Apprenti Gigolo est le septième long métrage de l’acteur/réalisateur John Turturro, qui a débuté sa carrière derrière la caméra dès 1992 avec Mac, film pour lequel il recevra le prix de la Caméra d’or à Cannes. Il reviendra ensuite en 1998 avec l’excellent Illuminata nominé pour la Palme d’or, avant de sortir en 2005, Romance and Cigarettes avec notamment le grand James Gandolfini. Ses films, toujours bien reçus par la critique et souvent primés lors des divers festivals ne connaissent cependant pas le même enthousiasme auprès du public. En effet, malgré le potentiel évident du cinéaste et la qualité indéniable de ses films – au niveau de la réalisation tout particulièrement -, ces derniers ne sont pas restés dans les mémoires et son travail semble définitivement trop peu (re)connu.

Le dernier venu paraît marquer un tournant dans la carrière de Turturro, qui connaît enfin un certain succès populaire et qui s’impose comme un réalisateur à part entière.
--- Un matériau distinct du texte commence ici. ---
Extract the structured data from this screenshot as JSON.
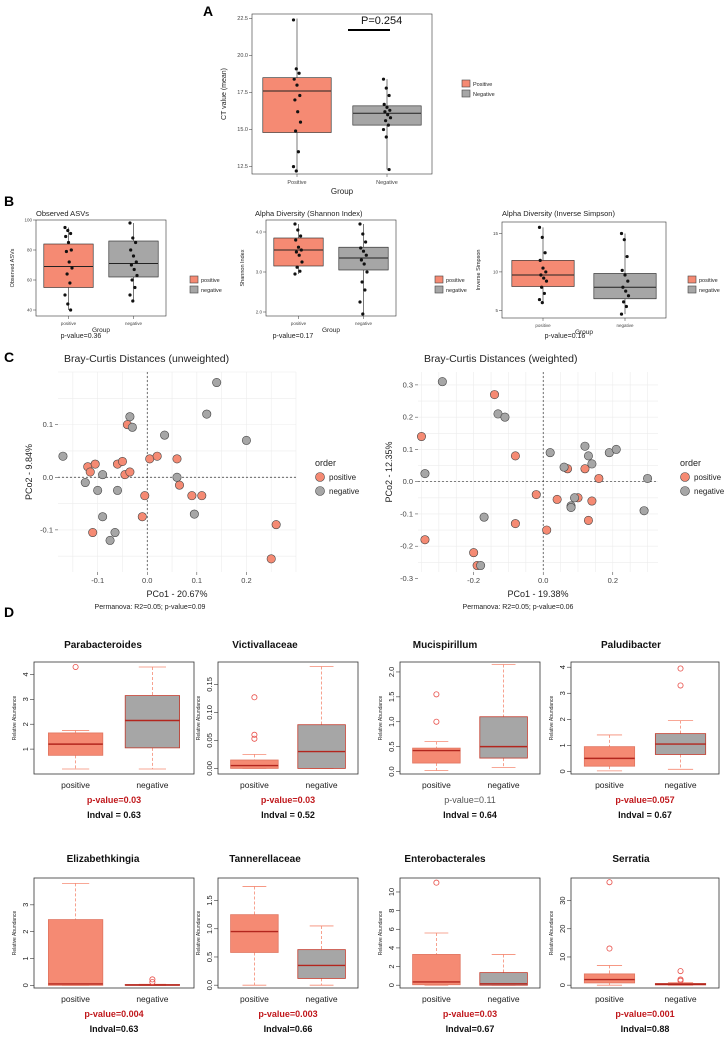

Chose difficile pour un acteur ainsi qu’en témoignent les flops des différents projets de James Franco, pourtant magistral lorsqu’il s’agit de jouer. En dépit de quelques soucis d’écriture, Apprenti Gigolo est le film le plus abouti du cinéaste, qui signe là un travail de réalisation quasi impeccable : les plans, la mise en scène, les lieux de tournage et l’ambiance du film sont une réussite.

Grâce à cette double casquette d’acteur/réalisateur, ce qui fait de Turturro un cinéaste aux multiples facettes et aux innombrables talents, c’est sa carrière d’acteur.

Il a en effet incarné une multitude de personnages, tous différents, et il est aussi bon dans la peau d’un méchant que dans celle d’un grand timide. Du terroriste rêvant de vendre des chaussures dans You Don’t Mess with the Zohan au joueur de bowling douteux dans The Big Lebowski, il est connu pour changer radicalement de physique selon les films. Habitué à travailler avec les frères Coen, il est très souvent la marionnette de ces réalisateurs qui adorent jouer avec l’apparence de leurs acteurs pour leur donner des rôles à contre-emploi. Ils sont, par exemple, les seuls capables de ringardiser en un film Brad Pitt et George Clooney (voir Burn After Reading). Malheureusement, et bien qu’il excelle dans ce registre, Turturro reste souvent cantonné dans des seconds rôles, voire des rôles mineurs. Ses films lui permettent alors de s’exprimer autant devant que derrière la caméra.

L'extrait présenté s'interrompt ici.